Dawna Bennett, MS, RD
Sensory loss is an inevitable part of aging and plays a large role in how people function in the world. Our senses connect us to our environment and include sight, hearing, taste, smell, and touch. Losses in vision, hearing and taste are among the most prevalent conditions among elderly Americans. Sensorial deterioration begins to occur around 60 to 70 years of age and can cause problems with communication, social involvement with others, and enjoyment of activities, such as eating.
Food serves a major social role in our lives and sensory loss can also wreak havoc on our nutritional status as we age. Losing our sense of smell and taste can play a key role in the enjoyment of food. The number of taste buds decreases with age and each remaining taste bud also begins to shrink. In addition, the mouth produces less saliva and this can cause dry mouth, which can also affect the sense of taste. Scientists are finding that a little gravy or other sauces on food can help activate the taste buds and enhance the ability to taste and smell foods.
Most people are poorly informed about sensory loss so it is important to educate the entire family on sensory impairment, its screening, disabilities, and treatments. As a caregiver or someone with aging relatives, there are things we can do to help:
•Pay attention to medications and conditions that might contribute to sensory impairment.
•Ensure annual screening by an audiologist so that hearing losses can be recognized early.
•Encourage diabetic patients to see an ophthalmologist annually.
•Schedule bi-annual visual screening for seniors at high risk for glaucoma.
•Use warm contrasting colors (yellow, orange, and red) in the home to improve the ability to see. Keep a red light on in darkened rooms, such as the hallway or bathroom, which make it easier to see than using a regular night light.
•Look for large-print books and newspapers for visually impaired seniors at the bookstore or the library.
•Encourage chewing food slowly to increase salivation, which will increase the flavor and palatability of food and improve digestion.

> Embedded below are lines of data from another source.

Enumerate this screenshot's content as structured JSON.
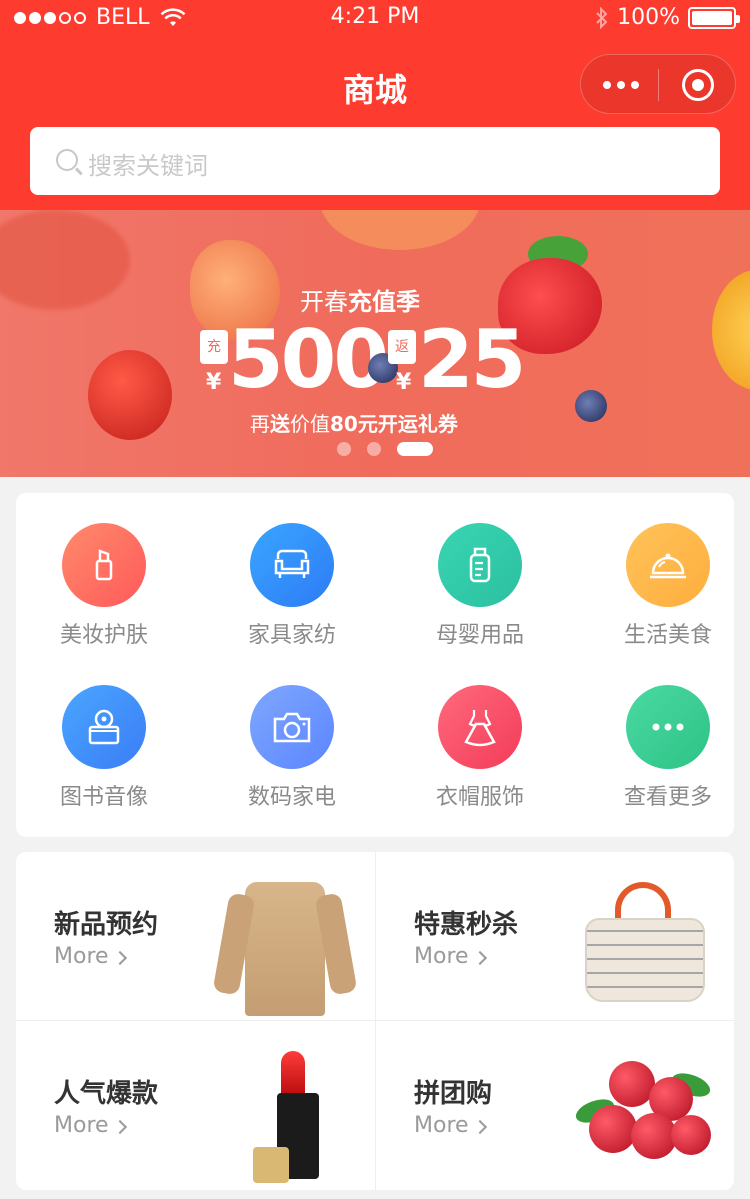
{
  "status": {
    "carrier": "BELL",
    "time": "4:21 PM",
    "battery": "100%"
  },
  "header": {
    "title": "商城"
  },
  "search": {
    "placeholder": "搜索关键词"
  },
  "banner": {
    "subtitle_prefix": "开春",
    "subtitle_bold": "充值季",
    "tag_charge": "充",
    "tag_return": "返",
    "currency": "¥",
    "amount_charge": "500",
    "amount_return": "25",
    "line_prefix": "再",
    "line_bold1": "送",
    "line_mid": "价值",
    "line_bold2": "80元开运礼券",
    "pages": 3,
    "active_page": 3
  },
  "categories": [
    {
      "label": "美妆护肤",
      "icon": "lipstick-icon"
    },
    {
      "label": "家具家纺",
      "icon": "sofa-icon"
    },
    {
      "label": "母婴用品",
      "icon": "baby-bottle-icon"
    },
    {
      "label": "生活美食",
      "icon": "food-cloche-icon"
    },
    {
      "label": "图书音像",
      "icon": "book-disc-icon"
    },
    {
      "label": "数码家电",
      "icon": "camera-icon"
    },
    {
      "label": "衣帽服饰",
      "icon": "dress-icon"
    },
    {
      "label": "查看更多",
      "icon": "more-icon"
    }
  ],
  "promos": [
    {
      "name": "新品预约",
      "more": "More"
    },
    {
      "name": "特惠秒杀",
      "more": "More"
    },
    {
      "name": "人气爆款",
      "more": "More"
    },
    {
      "name": "拼团购",
      "more": "More"
    }
  ],
  "colors": {
    "brand": "#fe3b2f",
    "banner": "#f06b5b"
  }
}
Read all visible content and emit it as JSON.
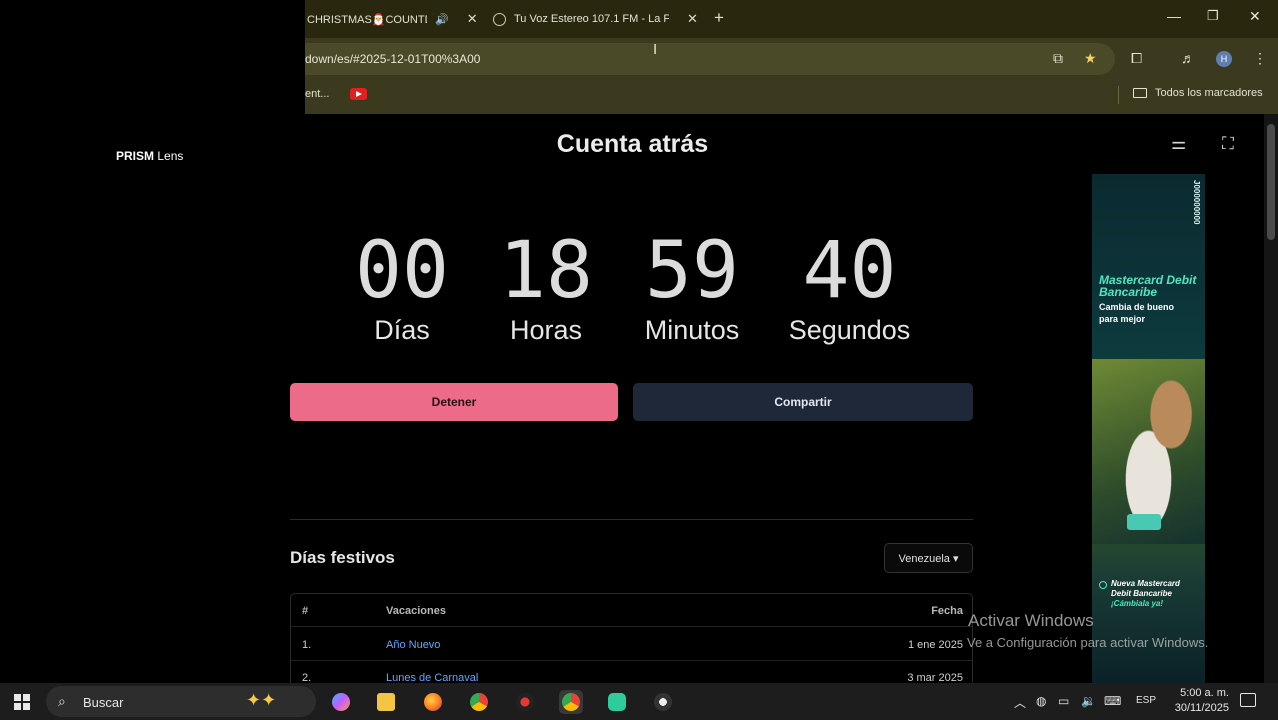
{
  "overlay": {
    "brand_bold": "PRISM",
    "brand_rest": " Lens"
  },
  "browser": {
    "tabs": [
      {
        "title": "CHRISTMAS🎅COUNTD",
        "audio": true
      },
      {
        "title": "Tu Voz Estereo 107.1 FM - La F"
      }
    ],
    "url": "down/es/#2025-12-01T00%3A00",
    "bookmarks": [
      {
        "label": "ent..."
      }
    ],
    "all_bookmarks_label": "Todos los marcadores",
    "profile_initial": "H"
  },
  "page": {
    "title": "Cuenta atrás",
    "countdown": [
      {
        "value": "00",
        "label": "Días"
      },
      {
        "value": "18",
        "label": "Horas"
      },
      {
        "value": "59",
        "label": "Minutos"
      },
      {
        "value": "40",
        "label": "Segundos"
      }
    ],
    "stop_label": "Detener",
    "share_label": "Compartir",
    "holidays_title": "Días festivos",
    "country": "Venezuela",
    "table": {
      "headers": [
        "#",
        "Vacaciones",
        "Fecha"
      ],
      "rows": [
        [
          "1.",
          "Año Nuevo",
          "1 ene 2025"
        ],
        [
          "2.",
          "Lunes de Carnaval",
          "3 mar 2025"
        ]
      ]
    }
  },
  "ad": {
    "code": "J000000000",
    "title": "Mastercard Debit Bancaribe",
    "subtitle": "Cambia de bueno para mejor",
    "footer": "Nueva Mastercard Debit Bancaribe",
    "cta": "¡Cámbiala ya!"
  },
  "watermark": {
    "line1": "Activar Windows",
    "line2": "Ve a Configuración para activar Windows."
  },
  "taskbar": {
    "search_placeholder": "Buscar",
    "language": "ESP",
    "time": "5:00 a. m.",
    "date": "30/11/2025"
  }
}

•Use different spices or change the way food is prepared to increase flavor.
•Involve seniors in food programs at local senior centers or Meals on Wheels. These programs are extremely beneficial for improving nutritional health, social interaction, and ultimately an increase in a seniors’ quality of life.
As we age, the gradual loss of our five senses can have an impact on our health and emotional outlook. It is important to live a lifestyle that promotes education on sensory loss so that our senses can remain as sharp as possible for as long as possible.